Reuel Marc Gerecht is a very smart Middle East expert at the American Enterprise Institute. He writes that "an enormous, quite possible genocidal, Sunni-Shiite clash exploding around American convoys fleeing south" is what would follow a US pullout. He argues that the senators who are now so quick to embrace the withdrawal recommendations of the Baker-Hamilton report should bear in mind that it "lacked any sustained description of the…consequences of a shattered Iraq."

He warns of the dominance of the majority Shiites in Iraq with backing from a strengthened (and terrorist-supporting) Iran. He warns of Iraqi Sunnis—allied with al Qaeda—fleeing to Jordan and threatening the moderate government there. And he warns that with Jordan in trouble "peaceful Palestinian evolution on the West Bank of the Jordan river is about as likely as the discovery of the Holy Grail." He warns of destabilized Sunni leadership in Egypt and Saudi Arabia racing to obtain nuclear weapons to compete with a nuclear Iran. He warns of a weakened America less able to defend Afghanistan from a resurgent Taliban. In short, Gerecht believes all hell would break lose.
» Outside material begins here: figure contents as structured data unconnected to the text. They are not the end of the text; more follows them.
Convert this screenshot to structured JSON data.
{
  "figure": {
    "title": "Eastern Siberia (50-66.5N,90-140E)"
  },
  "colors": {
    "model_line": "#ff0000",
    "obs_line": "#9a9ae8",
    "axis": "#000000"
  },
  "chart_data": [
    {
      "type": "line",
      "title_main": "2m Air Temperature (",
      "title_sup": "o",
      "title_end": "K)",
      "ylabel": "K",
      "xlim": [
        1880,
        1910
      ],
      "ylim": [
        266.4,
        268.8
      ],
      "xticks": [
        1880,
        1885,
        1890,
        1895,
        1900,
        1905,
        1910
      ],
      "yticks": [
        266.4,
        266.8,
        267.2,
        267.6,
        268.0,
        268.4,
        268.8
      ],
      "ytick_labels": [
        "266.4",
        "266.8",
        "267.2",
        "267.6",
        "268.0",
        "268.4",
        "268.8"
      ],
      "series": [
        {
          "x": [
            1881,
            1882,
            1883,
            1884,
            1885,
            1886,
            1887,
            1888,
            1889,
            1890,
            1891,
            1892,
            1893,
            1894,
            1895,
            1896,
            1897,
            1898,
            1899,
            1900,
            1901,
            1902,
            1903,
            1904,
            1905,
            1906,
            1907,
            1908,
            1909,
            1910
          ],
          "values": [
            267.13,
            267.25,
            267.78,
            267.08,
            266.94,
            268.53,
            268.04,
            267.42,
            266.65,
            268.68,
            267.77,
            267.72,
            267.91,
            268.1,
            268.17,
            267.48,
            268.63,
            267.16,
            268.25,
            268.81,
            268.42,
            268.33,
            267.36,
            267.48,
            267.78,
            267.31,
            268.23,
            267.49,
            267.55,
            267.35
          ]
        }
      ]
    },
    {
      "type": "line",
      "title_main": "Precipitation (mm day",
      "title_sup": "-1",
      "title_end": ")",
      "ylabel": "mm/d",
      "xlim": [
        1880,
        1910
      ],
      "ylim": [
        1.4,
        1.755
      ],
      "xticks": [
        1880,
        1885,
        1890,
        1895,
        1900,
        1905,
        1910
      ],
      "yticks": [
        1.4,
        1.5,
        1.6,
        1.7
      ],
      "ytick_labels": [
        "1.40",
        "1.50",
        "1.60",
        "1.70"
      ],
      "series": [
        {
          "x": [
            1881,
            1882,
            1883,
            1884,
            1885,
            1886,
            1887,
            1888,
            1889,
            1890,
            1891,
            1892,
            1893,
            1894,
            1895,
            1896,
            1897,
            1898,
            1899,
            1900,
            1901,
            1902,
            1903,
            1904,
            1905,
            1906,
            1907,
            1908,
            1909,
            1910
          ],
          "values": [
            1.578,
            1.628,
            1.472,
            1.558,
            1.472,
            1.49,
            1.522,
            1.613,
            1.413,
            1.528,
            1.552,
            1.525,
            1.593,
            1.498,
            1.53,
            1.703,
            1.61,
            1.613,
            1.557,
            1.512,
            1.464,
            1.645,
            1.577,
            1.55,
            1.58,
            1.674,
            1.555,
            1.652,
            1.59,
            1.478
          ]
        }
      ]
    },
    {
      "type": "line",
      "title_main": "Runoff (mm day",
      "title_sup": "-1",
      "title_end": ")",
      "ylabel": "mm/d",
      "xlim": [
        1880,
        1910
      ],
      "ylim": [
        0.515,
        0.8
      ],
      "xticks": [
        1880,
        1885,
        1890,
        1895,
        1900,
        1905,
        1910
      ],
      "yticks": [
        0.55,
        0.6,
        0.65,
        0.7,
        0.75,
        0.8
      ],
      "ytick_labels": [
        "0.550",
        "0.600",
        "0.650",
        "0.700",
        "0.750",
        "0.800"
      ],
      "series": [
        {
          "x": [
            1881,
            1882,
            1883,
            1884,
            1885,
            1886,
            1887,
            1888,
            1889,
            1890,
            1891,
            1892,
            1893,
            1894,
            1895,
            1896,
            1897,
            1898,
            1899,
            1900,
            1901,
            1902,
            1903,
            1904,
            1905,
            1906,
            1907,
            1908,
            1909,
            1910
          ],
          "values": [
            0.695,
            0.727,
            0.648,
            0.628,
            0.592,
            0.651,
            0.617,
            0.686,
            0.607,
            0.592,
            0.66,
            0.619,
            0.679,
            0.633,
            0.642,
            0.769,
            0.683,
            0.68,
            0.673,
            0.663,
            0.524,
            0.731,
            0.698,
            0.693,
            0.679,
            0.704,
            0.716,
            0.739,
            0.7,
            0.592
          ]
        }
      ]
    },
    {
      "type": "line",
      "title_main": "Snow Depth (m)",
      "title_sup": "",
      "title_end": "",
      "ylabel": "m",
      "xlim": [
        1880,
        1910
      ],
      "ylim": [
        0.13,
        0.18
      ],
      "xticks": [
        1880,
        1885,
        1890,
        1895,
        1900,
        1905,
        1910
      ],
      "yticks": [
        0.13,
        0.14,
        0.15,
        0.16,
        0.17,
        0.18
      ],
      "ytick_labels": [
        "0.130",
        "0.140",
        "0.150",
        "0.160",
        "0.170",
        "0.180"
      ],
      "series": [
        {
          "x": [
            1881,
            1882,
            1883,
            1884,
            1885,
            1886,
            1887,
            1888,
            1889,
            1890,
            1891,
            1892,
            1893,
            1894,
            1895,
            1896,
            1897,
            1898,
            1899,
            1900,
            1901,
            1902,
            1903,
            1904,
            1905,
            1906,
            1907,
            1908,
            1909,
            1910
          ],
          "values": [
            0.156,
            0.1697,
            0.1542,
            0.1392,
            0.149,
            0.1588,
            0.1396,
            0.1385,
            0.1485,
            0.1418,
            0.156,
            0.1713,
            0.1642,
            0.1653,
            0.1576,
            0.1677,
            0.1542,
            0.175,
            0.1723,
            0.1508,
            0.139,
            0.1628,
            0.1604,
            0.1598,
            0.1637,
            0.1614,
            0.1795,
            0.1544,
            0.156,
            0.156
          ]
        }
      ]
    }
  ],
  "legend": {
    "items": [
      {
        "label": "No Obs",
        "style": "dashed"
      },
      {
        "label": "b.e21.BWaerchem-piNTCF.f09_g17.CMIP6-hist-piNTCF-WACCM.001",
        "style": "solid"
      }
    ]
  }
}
It is at this point that I'm reminded of Harry Truman's wish that he would only hire one-handed economists. Because with Iraq, as with the economy, there is another hand.

Nir Rosen is a very smart Middle East expert at the New America Foundation. He writes that a "potential" civil war is in fact already underway "in large part because of the American presence" in Iraq. He argues that, in staying, the US is fueling—not putting out—the sectarian fires. The Sunnis and Shia would be better able to compromise, he writes, because they wouldn't be branded as traitors by their constituents for working with a de facto American government. He argues that most of the insurgency is a resistance to American occupation—"nationalism, not intramural rivalry." The insurgents fight as revenge for their treatment by US troops who raided their homes, and killed their relatives, in anti-terror campaigns. He writes that foreign jihadists represent only a tiny percentage of the violence and that they want a Muslim super-state, which is fundamentally at odds with what the Iraqis want, a strong Iraq. Iran and other undesirables in the region would be no more powerful because "Iraqis are fiercely nationalist—even the country's Shittes resent Iranian meddling."

In the end, I think Stanford's Jared Diamond put it best. He said that "any speculation as to what will happen following an American military withdrawal is just that, speculation." And the only way to know what will happen is to watch—and pray.